Develop line chart with and without labels on data points.
Figure 1. Line Graph Dialog Box.
The line graph can have more than one line by using the Add Y’s button and indicating multiple Y series in the Select Y-Axis Range, one at a time. Once the graph is drawn by Excel, it can be edited using Excel chart commands. An example line graph is presented in Step 1 of DemoSimetar-Ana. Errors in developing line graphs can occur if the data to graph are in rows when the default Columns options is selected.
The line graph function can add labels to the points on line graphs. For example, a price/quantity chart can be developed with year labels on the individual data points to show years when structural changes took place. To use this option indicate the column or row of labels in the Data Labels box, being sure to have the same number of labels as there are data points.
Probability distribution function (PDF) graphs of individual or multiple variables can be estimated using the Probability density function chart icon. Identify the variables to include in the PDF graph by selecting the variables in the Select Range to Graph box and the Add button if the variables are not in continuous columns (or rows) (Figure 3). The PDF graph function uses Kernel estimators to smooth the data rather than just using line segments to connect the dots. Eight different Kernels are available to develop the PDF graphs:
Once the graph is drawn you can change the Kernel by editing the output range in the worksheet.
If the data series have names in the first cell indicate this on the menu, if not unselect the Labels in First Cell option. Multiple PDFs can appear on the same axis so the simulated values and their historical values can both be graphed on the same axis. This feature is possible because the data series being graphed do not have to be the same lengths.
The StopLight chart compares the target probabilities for one or more scenarios and is activated by selecting theDevelop a stoplight chart for comparing risk alternatives icon. The user must specify two values: a Lower Target and an Upper Target for the StopLight and the alternative scenarios to compare (Figure 6). The StopLight procedure calculates the probabilities of: (a) exceeding the upper target, (b) being less than the lower target, and (c) observing values between the targets. Like a stop light the three ranges are assigned colors of red (less than the lower target value), yellow (between the targets), and green (exceeding the upper target value). The complete results of comparing 5 scenarios in Step 9 are included as worksheet StopLight1 in DemoSimetar-Ana.
Develop a stoplight chart for comparing risk alternatives
Three types of probability plots can be generated by selecting the probability plot icon . A sample of the probability plot dialog box is depicted in Figure 7 where a Normal Probability Plot was developed for a simulated series. The probability plot function also develops Quantile–Quantile (or Q–Q) Plots and Probability–Probability (or P–P) Plots. See Step 14 of DemoSimetar-Ana for an example of all three types of probability plots.
Probability plot charts
Figure 7. Normality Plot Dialog Box.
The Normal Plot is a method for checking how close to normal a random variable is distributed. A Normal Plot compares the ordered data themselves to the standard normal distribution’s percentiles. If a variable
is normally distributed the sorted data values will be entirely on a straight line with the only deviations from the line due to sampling error. The Normal Plot is also called the Normal Quantile Plot in some texts.
A Quantile-Quantile (Q-Q) Plot can be used to compare two distributions where the quantiles of two distributions are plotted against each other. If the two random variables have the same distribution, their paired observations lie on a 45° line. If the two random variables are in the same family of distributions, their paired observations tend to be linear although they may not lie on the 45° line.

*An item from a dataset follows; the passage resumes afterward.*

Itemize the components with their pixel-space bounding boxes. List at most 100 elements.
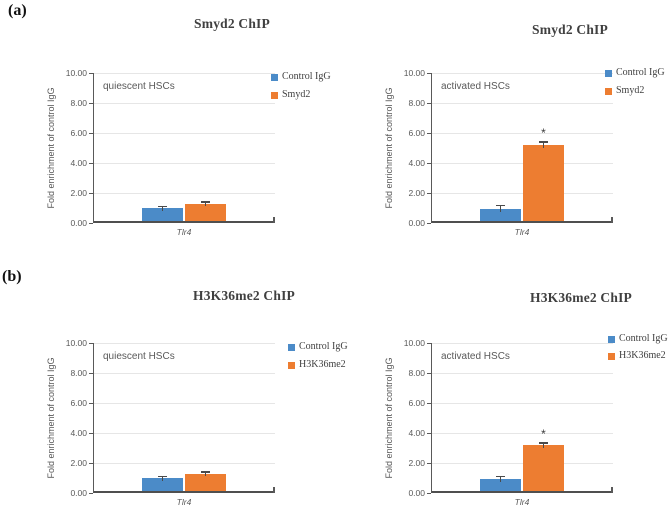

A P-P Plot is also used to compare the shapes or distributions of two random variables. A P-P Plot consists of a graph of the percentiles for the sorted values of two variables graphed on one axis. If the two random variables have the same distribution (shape) the observations for a P-P Plot will be on a 45° line.
Box plots of one or more variables can be prepared by selecting the Box plot chart icon and filling in the information requested for a Box Plot. The Box Plot dialog box (Figure 8) indicates the information required for this function. An example of Box Plots for comparing five scenarios is provided in Step 13 of DemoSimetar-Ana.
Box plot chart
Figure 8. Box Plot Dialog Box.
The Box Plot is a quartile summary of a random variable in graphical form that indicates whether a variable is skewed to the left or right. The names and values of the Box Plot are best defined in a chart:
As indicated in the sample chart above, 50 percent of the observed values fall within the box (25th to 75th quartile). If the distribution is skewed to the right then the bottom line segment is longer than the top line segment, and vice versa if the distribution is skewed left. Values that lie outside the extreme lines are likely to be outliers. The median and mean will show up as one line for symmetrical distributions.
A scatter matrix of multiple univariate data series can be created using the scatter matrix icon Scatter matrix plot. The scatter matrix is an array of individual graphs of several univariate data series. Each series is plotted against each of the other series, one at a time, like a correlation matrix. The graphs show the linear relationships between individual series and can be useful in multiple regression to determine collinearity. See Step 31 in DemoSimetar-Mat for an example.